Toutefois ce retour des cercles, ces répétitions sinusoïdales, évoquent moins le monde de la joaillerie que celui de la physique. Comme un typographe ou un géologue traçant ses mesures sur le terrain, l’artiste écrit une partition de signes répétitifs. L’alchimiste recouvre son tableau de courbes de niveaux et de cotes inconnues et énigmatiques.

Le spirographe qui permet de “tracer des spirales à l’infini” évoque quant à lui une autre figure mathématique que l’on utilise abondamment dans l’art actuel. Le fractal joue sur la répétition d’une même figure à l’infini. Très tôt les artistes se sont emparés de cette entité unique et combinatoire. Par dérision ou par hommage, Ian Dawson reproduit une combinaison de cercles, utilise une règle d’enfant et produit des compositions aussi belles qu’aériennes comme Ether Quadratic.

Les dessins colorés participent à l’élaboration d’un monde qui passe de l’infiniment petit à l’infiniment grand. Les toiles représentent le micro et le macrocosme. L’artiste se change en grand horloger et rationalise le monde comme dans Anthropic Principle. Après Smithson et son principe d’entropie, c’est toute une partie de l’art qui se dirige vers l’iconographie scientifique.

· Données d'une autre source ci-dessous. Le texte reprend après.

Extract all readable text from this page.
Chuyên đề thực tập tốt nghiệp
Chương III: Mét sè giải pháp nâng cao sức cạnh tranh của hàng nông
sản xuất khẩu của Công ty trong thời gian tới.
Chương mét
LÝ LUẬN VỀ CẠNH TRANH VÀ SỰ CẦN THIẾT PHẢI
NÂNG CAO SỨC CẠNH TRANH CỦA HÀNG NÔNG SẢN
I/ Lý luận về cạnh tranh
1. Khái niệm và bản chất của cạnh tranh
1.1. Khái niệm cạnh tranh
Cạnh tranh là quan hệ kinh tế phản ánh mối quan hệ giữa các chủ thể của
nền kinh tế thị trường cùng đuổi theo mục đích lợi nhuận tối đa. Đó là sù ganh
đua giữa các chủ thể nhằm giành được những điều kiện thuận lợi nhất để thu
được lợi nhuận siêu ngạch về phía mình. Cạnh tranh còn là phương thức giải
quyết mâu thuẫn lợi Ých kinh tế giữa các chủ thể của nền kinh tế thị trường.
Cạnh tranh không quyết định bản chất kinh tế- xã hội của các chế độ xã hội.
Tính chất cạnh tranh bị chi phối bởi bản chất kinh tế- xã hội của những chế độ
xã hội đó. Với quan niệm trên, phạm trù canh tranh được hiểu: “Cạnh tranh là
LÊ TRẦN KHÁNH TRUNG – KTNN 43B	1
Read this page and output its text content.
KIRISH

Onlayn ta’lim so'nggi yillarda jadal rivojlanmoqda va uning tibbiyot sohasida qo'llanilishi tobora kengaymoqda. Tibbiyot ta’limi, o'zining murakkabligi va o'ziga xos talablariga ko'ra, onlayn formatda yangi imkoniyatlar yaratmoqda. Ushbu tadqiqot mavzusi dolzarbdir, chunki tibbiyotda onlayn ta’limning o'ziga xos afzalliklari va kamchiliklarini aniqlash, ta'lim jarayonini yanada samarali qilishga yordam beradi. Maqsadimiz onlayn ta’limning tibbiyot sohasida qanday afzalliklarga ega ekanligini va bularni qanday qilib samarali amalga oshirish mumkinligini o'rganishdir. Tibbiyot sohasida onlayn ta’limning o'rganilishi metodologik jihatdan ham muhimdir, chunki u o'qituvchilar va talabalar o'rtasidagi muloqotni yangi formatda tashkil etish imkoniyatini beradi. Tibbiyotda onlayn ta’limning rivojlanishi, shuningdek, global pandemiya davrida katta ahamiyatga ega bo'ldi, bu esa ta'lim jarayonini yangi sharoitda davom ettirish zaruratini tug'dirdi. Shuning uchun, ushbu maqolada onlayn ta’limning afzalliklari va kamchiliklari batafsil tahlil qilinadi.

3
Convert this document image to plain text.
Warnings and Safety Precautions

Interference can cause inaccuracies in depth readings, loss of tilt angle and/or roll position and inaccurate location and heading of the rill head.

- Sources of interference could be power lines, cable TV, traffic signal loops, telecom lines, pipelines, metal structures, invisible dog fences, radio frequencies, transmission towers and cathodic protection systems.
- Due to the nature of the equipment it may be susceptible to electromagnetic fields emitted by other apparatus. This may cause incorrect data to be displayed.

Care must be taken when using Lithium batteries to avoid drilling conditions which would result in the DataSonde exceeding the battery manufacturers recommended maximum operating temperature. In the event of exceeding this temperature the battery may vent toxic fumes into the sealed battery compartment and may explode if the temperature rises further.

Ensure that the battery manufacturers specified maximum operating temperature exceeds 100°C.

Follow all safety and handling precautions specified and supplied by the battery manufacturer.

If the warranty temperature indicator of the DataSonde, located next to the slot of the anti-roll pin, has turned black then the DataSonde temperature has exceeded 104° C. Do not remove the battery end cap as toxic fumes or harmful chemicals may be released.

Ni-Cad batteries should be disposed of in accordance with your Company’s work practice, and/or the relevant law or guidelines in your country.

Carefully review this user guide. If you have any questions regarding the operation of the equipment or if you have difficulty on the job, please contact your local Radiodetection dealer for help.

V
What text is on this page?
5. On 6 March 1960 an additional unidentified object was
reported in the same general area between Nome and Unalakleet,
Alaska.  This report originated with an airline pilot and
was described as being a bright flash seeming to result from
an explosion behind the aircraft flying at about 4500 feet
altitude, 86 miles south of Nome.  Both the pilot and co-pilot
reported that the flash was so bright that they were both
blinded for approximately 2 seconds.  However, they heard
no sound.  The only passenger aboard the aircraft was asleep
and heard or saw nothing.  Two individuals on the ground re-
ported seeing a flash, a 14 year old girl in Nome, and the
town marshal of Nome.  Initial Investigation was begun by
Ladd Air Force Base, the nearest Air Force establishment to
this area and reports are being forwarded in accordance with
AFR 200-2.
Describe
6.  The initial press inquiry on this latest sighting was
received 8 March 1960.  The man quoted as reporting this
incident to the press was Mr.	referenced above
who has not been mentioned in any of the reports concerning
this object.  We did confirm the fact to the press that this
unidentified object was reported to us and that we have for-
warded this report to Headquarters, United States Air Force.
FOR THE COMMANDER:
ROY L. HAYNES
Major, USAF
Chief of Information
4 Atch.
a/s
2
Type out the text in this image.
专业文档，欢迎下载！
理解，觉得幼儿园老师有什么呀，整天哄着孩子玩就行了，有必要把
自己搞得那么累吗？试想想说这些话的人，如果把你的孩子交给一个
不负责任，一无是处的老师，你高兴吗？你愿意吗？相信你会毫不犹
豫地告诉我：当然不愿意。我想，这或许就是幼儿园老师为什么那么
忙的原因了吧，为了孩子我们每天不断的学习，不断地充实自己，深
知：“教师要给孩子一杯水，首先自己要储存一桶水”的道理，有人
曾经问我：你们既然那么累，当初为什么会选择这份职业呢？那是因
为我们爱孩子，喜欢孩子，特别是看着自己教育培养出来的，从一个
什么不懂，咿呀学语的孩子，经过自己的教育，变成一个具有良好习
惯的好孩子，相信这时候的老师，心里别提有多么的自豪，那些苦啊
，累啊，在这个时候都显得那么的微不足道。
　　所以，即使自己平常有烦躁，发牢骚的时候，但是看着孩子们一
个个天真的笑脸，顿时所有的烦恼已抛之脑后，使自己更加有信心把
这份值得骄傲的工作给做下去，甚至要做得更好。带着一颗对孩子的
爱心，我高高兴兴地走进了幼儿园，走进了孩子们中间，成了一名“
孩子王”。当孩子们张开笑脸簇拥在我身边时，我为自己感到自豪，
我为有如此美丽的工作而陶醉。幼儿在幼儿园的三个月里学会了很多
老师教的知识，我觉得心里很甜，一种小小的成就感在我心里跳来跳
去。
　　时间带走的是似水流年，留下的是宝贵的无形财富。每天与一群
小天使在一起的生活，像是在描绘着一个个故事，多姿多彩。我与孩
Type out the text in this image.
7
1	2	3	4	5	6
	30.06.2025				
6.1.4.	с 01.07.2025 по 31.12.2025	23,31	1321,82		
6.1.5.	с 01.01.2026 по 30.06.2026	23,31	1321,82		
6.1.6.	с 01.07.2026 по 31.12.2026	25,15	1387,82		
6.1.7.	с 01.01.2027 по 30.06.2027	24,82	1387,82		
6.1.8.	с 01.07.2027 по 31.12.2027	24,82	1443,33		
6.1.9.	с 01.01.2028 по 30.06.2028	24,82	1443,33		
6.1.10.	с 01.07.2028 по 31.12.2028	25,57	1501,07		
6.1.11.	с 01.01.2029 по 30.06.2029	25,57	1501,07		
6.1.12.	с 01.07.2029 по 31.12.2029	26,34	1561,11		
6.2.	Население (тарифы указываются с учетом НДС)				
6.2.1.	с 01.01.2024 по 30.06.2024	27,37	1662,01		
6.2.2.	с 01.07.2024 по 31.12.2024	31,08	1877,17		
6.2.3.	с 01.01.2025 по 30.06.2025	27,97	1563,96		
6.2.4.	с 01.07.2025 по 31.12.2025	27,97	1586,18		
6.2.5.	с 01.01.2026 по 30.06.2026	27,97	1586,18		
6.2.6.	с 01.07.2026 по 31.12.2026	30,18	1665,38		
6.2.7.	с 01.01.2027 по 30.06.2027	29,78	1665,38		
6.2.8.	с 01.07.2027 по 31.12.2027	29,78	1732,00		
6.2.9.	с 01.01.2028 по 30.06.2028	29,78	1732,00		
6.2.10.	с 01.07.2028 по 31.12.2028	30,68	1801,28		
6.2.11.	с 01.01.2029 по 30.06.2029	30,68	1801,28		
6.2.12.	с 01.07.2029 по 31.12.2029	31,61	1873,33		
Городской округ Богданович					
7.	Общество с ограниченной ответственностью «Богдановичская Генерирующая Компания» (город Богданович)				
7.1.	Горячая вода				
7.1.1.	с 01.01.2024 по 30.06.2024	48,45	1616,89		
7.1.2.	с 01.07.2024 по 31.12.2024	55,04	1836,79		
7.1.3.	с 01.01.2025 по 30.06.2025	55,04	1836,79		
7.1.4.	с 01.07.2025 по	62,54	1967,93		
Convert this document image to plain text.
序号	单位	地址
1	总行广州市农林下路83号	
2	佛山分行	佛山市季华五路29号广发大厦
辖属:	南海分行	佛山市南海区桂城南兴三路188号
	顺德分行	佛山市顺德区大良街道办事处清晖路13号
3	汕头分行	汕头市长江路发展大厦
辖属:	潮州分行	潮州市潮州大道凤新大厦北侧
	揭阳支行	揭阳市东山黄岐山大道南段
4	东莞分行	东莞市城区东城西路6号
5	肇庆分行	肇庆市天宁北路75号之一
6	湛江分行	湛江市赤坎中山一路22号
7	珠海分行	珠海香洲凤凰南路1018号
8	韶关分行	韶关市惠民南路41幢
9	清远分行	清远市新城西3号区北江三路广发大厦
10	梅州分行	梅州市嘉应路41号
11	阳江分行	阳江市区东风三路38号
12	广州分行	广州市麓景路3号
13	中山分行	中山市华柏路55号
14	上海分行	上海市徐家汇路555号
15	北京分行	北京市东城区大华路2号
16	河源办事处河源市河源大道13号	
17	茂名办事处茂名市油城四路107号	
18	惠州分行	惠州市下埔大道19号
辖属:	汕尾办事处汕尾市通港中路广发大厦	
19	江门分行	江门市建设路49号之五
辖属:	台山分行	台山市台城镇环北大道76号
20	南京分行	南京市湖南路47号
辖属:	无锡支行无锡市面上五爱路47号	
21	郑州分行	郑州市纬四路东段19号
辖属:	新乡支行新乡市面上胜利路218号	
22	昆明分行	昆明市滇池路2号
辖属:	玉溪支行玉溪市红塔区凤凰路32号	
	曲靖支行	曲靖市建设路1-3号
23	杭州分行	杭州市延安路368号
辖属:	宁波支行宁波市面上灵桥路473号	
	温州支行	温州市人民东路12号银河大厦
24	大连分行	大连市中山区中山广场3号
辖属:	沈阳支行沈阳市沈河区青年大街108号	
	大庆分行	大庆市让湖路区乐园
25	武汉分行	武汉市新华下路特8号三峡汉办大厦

L’organisation du monde de Dawson est entropique, elle parvient à faire retour sur elle. L’exposition est agencée comme une galerie des glaces. Les œuvres sont ouvertes sur des miroirs à l’infini. La trace est ici une piste à suivre, un chemin à dérouler vers l’infini, vers la répétition absolue.

Ian Dawson
Ether Quadratic, 2004. Encre sur papier. Quadriptyque: 70 x 100 cm (chaque).
Anthropic Principle, 2004. Encre sur papier . Quadriptyque: 70 x 100 cm (chaque).
No 2 Diptych, 2004. Encre sur papier. Diptyque: 140 x 100 cm (chaque).
Great Dark Spot, 2004. Encre sur papier. Diptyque: 140 x 100 cm (chaque).
Office, 2004. Plastique. 100 x 90 x 100 cm.
Primory Bins, 2004. Plastique. 240 x 250 x 100 cm.
Henry and Henrietta, 2004. Plastique. 190 x 140 x 70 cm.
Balance, 2003. Technique mixte. 405 x 35 x 6 cm.
Treize dessins préparatoires, 2003. Encre sur papier. 32 x 24 cm et 52 x 42 cm (encadré).
Paresse irrationnelle, 2003. Photo couleur. 150 x 120 cm.
Métaphore photographique, 2003. Photo couleur. 150 x 120 cm.
Inversion de pesanteur, 2003. Photo couleur. 150 x 120 cm.
Ascension rationnelle, 2003. Photo couleur. 150 x 120 cm.
Contemplation irrationnelle, 2003. Photo couleur. 150 x 120 cm.
Crise de désinvolture, 2003. Photo couleur. 150 x 120 cm.
Prothèse (ascension) , 2003. Sculpture en métal. 18 x 40 x 140 cm.
Prothèse (inversion 1) , 2003. Sculpture en métal. 14 x 53 x 14 cm.
Prothèse (contemplation) , 2003. Sculpture métal, socle en bois. 40 x 20 x 97 cm.